If $J$ is not an ideal of a polynomial ring, but of a quotient of a polynomial ring, ascendIdeal will do the computation with the $e^{th}$ Frobenius trace in the ambient polynomial ring, but will do the comparison, to see if stabilization has occurred, inside the quotient ring.
i1 : S = ZZ/5[x,y,z]; |
i2 : g = x^4 + y^4 + z^4; |
i3 : h = g^4; |
i4 : R = S/(g); |
i5 : ascendIdeal(1, h, ideal y^3)
2 2 2
o5 = ideal (z , y*z, x*z, y , x*y, x )
o5 : Ideal of R
|
i6 : ascendIdeal(1, h, ideal (sub(y, S))^3)
2 2 2
o6 = ideal (z , y*z, x*z, y , x*y, x )
o6 : Ideal of S
|
The alternate ways to call the function allow the function to behave more efficiently. Indeed, frequently the polynomial passed is a power, $h^a$. If $a$ is large, it is more efficient not to compute $h^a$, but instead, to keep the exponent small by only raising $h$ to the minimal power needed to do the computation at that time.
i7 : S = ZZ/5[x,y,z]; |
i8 : g = x^4 + y^4 + z^4; |
i9 : R = S/(g); |
i10 : ascendIdeal(1, 4, g, ideal y^3)
2 2 2
o10 = ideal (z , y*z, x*z, y , x*y, x )
o10 : Ideal of R
|
i11 : ascendIdeal(1, 4, g, ideal (sub(y, S))^3)
2 2 2
o11 = ideal (z , y*z, x*z, y , x*y, x )
o11 : Ideal of S
|
More generally, if $h$ is a product of powers, $h = h_1^{a_1}\ldots h_n^{a_n}$, then it is more efficient to pass ascendIdeal the lists expList = \{a_1,\ldots,a_n\} and hList = \{h_1,\ldots,h_n\} of exponents and bases.

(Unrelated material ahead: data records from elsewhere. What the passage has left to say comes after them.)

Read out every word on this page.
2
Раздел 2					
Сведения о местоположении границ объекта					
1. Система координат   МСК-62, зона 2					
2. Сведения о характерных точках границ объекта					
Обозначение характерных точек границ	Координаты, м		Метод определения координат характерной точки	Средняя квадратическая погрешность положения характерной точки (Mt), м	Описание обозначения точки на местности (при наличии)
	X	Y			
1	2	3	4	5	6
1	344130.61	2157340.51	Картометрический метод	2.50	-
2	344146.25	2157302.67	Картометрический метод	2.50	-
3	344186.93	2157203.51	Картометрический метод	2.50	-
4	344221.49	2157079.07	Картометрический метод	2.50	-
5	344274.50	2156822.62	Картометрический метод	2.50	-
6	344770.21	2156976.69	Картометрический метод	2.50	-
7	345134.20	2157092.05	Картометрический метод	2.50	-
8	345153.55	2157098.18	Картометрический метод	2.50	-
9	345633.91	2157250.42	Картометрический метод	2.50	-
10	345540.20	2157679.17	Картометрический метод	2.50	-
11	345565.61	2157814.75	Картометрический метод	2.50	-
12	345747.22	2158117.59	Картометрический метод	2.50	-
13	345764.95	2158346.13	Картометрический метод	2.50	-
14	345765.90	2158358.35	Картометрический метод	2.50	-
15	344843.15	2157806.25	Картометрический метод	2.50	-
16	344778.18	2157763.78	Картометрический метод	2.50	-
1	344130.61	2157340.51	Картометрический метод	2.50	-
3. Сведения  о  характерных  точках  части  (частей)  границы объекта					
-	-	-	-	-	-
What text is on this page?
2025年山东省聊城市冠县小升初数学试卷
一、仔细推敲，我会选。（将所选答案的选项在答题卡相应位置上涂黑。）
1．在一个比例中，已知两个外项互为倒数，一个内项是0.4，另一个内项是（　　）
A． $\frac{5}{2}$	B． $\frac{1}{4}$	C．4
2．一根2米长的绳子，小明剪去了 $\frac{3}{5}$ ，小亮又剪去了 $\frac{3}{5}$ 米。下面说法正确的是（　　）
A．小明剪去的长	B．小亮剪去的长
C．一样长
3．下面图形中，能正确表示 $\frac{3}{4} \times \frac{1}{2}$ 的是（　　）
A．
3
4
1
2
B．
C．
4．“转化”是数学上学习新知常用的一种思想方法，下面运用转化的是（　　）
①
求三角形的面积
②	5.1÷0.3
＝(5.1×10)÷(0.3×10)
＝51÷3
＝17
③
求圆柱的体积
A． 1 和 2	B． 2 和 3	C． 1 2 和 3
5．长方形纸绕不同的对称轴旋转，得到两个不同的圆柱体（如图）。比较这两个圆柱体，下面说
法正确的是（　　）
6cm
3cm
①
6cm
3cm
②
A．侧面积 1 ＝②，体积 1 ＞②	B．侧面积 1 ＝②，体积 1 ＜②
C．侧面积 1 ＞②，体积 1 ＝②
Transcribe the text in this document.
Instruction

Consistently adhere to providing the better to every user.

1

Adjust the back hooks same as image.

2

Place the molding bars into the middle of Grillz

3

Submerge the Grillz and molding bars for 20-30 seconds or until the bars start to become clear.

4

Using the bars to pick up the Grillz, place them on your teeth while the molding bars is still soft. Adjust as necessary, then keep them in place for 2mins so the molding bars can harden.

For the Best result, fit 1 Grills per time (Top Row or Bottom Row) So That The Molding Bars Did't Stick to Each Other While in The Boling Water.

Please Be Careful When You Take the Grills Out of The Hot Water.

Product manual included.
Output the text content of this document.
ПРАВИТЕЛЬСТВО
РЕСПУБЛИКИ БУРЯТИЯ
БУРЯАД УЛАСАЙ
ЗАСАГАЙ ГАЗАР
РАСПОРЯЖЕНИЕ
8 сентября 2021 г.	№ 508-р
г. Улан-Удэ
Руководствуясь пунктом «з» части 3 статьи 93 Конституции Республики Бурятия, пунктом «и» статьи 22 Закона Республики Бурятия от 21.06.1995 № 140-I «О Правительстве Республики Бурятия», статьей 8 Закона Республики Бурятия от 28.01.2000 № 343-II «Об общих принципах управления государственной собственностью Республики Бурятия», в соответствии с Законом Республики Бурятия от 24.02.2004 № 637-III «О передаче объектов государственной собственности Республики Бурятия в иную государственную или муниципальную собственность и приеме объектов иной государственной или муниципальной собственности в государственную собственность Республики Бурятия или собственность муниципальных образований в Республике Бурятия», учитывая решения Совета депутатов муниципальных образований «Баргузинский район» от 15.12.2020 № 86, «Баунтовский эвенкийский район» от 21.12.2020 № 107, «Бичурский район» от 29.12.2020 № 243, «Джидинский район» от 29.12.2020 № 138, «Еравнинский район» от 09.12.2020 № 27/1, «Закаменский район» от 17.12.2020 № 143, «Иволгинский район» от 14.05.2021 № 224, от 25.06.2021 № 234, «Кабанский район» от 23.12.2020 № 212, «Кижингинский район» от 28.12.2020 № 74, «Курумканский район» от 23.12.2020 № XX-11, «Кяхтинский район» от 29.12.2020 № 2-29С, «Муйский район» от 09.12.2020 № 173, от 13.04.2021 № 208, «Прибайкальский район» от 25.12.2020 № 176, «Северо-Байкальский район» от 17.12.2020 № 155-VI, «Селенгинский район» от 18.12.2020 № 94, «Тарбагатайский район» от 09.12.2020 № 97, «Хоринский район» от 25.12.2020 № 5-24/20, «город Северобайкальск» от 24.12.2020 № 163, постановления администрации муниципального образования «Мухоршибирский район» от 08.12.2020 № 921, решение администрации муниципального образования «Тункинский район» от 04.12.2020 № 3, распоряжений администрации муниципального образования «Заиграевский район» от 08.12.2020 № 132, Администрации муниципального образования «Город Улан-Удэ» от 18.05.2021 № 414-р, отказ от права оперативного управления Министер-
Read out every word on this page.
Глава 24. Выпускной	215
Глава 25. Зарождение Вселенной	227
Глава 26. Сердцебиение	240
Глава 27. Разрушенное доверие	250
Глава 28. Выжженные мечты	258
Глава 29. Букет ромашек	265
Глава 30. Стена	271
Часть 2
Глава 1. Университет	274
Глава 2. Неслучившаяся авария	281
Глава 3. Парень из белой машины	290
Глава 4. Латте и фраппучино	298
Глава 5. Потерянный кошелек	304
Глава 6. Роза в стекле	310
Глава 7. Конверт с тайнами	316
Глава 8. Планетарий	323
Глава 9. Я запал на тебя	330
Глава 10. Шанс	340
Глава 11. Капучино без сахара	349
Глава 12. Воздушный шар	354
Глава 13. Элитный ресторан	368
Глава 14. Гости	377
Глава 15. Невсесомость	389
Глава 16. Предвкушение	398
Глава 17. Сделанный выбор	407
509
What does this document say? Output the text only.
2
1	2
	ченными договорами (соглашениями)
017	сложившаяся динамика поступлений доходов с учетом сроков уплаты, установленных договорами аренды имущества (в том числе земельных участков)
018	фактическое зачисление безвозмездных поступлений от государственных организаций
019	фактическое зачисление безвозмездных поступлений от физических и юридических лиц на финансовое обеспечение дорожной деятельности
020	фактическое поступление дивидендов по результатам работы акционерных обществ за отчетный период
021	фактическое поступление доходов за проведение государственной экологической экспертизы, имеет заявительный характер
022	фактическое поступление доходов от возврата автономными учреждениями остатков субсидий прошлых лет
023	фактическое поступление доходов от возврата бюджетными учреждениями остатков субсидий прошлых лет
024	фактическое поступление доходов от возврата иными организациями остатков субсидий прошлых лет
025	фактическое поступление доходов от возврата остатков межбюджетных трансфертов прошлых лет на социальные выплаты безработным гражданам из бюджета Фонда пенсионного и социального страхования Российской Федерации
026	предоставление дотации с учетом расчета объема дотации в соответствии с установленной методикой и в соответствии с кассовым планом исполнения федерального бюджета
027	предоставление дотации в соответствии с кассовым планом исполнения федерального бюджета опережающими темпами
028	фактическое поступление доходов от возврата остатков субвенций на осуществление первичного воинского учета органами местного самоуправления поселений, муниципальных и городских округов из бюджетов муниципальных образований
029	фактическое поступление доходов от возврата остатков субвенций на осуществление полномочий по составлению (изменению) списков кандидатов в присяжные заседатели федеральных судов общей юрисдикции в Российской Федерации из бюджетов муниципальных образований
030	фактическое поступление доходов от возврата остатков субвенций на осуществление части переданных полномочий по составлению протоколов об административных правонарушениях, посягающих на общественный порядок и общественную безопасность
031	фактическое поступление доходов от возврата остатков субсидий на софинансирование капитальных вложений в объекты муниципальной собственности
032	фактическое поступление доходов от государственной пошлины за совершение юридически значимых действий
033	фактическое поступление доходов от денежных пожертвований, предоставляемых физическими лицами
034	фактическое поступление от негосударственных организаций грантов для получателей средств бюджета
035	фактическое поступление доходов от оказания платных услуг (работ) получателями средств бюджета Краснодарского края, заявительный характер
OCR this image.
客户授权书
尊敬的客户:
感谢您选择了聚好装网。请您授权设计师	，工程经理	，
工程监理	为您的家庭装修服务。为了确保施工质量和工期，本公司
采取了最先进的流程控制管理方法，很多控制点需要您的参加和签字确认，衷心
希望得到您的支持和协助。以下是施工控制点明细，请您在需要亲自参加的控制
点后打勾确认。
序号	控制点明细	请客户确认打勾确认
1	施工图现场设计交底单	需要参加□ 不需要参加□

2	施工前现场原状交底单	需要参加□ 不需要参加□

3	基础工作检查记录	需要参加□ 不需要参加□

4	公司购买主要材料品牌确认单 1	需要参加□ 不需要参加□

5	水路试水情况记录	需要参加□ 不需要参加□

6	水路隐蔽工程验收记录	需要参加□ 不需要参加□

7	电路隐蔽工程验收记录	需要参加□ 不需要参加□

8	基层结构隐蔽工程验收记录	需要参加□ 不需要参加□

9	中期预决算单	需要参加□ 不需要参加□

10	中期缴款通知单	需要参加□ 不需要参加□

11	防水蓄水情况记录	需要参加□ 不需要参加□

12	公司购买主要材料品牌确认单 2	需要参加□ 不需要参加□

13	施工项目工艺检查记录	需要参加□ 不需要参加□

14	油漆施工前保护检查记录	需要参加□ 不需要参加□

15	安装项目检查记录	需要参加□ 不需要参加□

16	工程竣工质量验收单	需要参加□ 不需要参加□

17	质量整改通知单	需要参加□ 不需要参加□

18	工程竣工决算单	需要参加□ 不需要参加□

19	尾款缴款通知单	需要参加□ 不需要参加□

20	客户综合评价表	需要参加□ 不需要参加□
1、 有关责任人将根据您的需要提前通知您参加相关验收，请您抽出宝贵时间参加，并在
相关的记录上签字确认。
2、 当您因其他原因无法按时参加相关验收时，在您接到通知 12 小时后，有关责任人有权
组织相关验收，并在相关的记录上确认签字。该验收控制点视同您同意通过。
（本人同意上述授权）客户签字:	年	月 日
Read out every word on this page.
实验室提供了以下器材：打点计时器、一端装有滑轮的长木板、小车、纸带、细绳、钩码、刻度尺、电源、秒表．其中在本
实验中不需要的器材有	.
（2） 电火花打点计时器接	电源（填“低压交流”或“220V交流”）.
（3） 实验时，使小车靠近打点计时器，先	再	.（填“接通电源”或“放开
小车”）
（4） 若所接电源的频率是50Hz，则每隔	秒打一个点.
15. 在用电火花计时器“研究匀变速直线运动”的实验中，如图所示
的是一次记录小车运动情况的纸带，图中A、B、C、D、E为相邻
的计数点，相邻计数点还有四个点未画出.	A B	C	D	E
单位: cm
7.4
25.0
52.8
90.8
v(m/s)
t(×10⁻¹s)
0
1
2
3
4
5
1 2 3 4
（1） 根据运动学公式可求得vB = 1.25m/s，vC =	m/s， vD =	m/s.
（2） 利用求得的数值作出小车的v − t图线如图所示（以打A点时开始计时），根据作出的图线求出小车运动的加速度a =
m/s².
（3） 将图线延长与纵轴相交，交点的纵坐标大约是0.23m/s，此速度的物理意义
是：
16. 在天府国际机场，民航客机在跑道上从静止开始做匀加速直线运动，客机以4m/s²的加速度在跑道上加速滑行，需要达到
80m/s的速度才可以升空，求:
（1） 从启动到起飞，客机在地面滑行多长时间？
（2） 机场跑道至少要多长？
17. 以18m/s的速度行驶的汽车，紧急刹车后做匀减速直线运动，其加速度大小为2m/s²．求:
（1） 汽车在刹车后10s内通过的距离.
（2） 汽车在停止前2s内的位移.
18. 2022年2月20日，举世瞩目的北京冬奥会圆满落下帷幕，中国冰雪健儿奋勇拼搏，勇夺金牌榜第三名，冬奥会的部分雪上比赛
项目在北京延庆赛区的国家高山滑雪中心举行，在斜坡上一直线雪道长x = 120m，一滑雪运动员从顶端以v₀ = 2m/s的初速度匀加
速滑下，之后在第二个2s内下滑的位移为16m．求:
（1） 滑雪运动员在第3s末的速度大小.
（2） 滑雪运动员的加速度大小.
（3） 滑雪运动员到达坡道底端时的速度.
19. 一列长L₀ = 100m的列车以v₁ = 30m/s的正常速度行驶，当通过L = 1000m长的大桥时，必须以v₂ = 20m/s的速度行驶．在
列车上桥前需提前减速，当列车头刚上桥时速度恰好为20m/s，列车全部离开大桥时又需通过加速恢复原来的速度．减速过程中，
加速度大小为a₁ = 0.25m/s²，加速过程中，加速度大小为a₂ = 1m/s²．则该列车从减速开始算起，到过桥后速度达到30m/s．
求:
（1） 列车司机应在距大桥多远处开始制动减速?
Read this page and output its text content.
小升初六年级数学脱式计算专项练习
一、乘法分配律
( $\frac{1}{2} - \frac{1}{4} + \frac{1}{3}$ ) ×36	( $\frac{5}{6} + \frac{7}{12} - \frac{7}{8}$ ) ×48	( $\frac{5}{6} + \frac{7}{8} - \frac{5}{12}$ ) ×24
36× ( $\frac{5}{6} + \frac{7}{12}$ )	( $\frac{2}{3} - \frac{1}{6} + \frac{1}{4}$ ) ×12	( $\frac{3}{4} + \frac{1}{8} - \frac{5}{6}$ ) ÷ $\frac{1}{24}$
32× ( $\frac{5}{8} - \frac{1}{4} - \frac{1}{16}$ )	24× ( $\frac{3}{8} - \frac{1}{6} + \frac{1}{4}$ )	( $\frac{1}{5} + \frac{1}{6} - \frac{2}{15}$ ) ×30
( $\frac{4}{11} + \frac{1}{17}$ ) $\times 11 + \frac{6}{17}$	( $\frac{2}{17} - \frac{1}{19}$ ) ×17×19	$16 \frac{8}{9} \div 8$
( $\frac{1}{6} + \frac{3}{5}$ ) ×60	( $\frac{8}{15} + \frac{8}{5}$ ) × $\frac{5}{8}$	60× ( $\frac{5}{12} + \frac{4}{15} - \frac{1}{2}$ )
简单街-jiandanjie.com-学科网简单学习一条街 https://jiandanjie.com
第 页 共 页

By default (when AscentCount => false), ascendIdeal just returns the stable (ascended) ideal. If, instead, AscentCount is set to true, then ascendIdeal returns a sequence whose first entry is the stable ideal, and the second is the number of steps it took for the ascending chain to stabilize and reach that ideal.
i12 : R = ZZ/5[x,y,z]; |
i13 : J = ideal(x^12, y^15, z^21); o13 : Ideal of R |
i14 : f = y^2 + x^3 - z^5; |
i15 : ascendIdeal(1, f^4, J) o15 = ideal (z, y, x) o15 : Ideal of R |
i16 : ascendIdeal(1, f^4, J, AscentCount => true) o16 = (ideal (z, y, x), 3) o16 : Sequence |
The option FrobeniusRootStrategy is passed to internal frobeniusRoot calls.
This method is described in M. Katzman's Parameter-test-ideals of Cohen–Macaulay rings (Compositio Mathematica 144 (4), 933-948), under the name "star-closure". It is a key tool in computing test ideals and test modules.
The object ascendIdeal is a method function with options.